La pressione generata da questi livelli, che si confrontano con arginature di contenimento delle acque di quota di poco superiori ai due metri sono state tali da provocare infiltrazioni e tracimazioni diffuse in molti punti ed infine una rotta in sinistra idraulica del canale Taglio, in località Prati Nuovi di San Michele al Tagliamento, attraverso cui le acque hanno iniziato a riversarsi nel territorio del 7° bacino.

La rottura arginale si è verificata in un punto irraggiungibile da qualsiasi mezzo d'opera e il bacino di 500 ettari, fortunatamente completamente agricolo, ove risiedono solo quattro famiglie che hanno dovuto essere prontamente sfollate, è destinato ad un inesorabile lenta, completa sommersione con terreni che si trovano a quote che vanno dal livello del mare fino ad un metro e cinquanta centimetri al di sotto.

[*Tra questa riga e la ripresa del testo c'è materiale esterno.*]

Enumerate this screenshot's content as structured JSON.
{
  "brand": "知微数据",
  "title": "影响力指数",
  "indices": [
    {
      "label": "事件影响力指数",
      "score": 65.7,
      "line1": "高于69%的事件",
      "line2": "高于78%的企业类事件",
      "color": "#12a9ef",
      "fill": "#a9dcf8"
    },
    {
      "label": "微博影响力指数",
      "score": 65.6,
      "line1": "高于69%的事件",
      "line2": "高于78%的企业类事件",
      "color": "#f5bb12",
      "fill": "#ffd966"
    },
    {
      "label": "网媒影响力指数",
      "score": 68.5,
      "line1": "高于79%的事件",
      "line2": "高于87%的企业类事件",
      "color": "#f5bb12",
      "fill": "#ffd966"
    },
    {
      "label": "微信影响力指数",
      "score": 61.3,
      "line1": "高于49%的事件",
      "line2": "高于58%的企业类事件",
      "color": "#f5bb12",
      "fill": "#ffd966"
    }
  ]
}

C’è poi il problema di 800 capi di bestiame che dovrebbero essere portati in salvo, ma che difficilmente possono essere allontanati in poco tempo, rischiando quindi di morire annegati.

È partita quindi di una corsa contro il tempo per richiudere una breccia di circa 10/15 metri attraverso la posa di sacconi di roccia da uno e due tonnellate. Dopo un sopralluogo notturno per verificare la possibilità di trasportare circa 10.000 metri cubi di materiale inerte lungo due chilometri di stretta sommità arginale in condizioni critiche di stabilità e in un bacino in progressivo allagamento, si è concluso che ci sarebbero voluti alcuni giorni, si è pertanto scelta la soluzione di costruire una pista sottobanca all’argine opposto e di realizzare ove depositare il sacchi di materiale inerte che sono stati trasportati da una sponda all’altra da un elicottero dei Vigili del Fuoco arrivato da Bologna e posizionati grazie ad un escavatore di una ditta di fiducia del Consorzio che si è riusciti a far giungere sul punto del cedimento arginale.

Una volta chiusa la falla potrà iniziare la purtroppo lenta opera di prosciugamento del bacino invaso da acque che non sono potute passare attraverso la foce di Baseleghe perché palesemente insufficiente.

I lavori di messa in sicurezza del cedimento si sono conclusi nella tarda mattinata di sabato.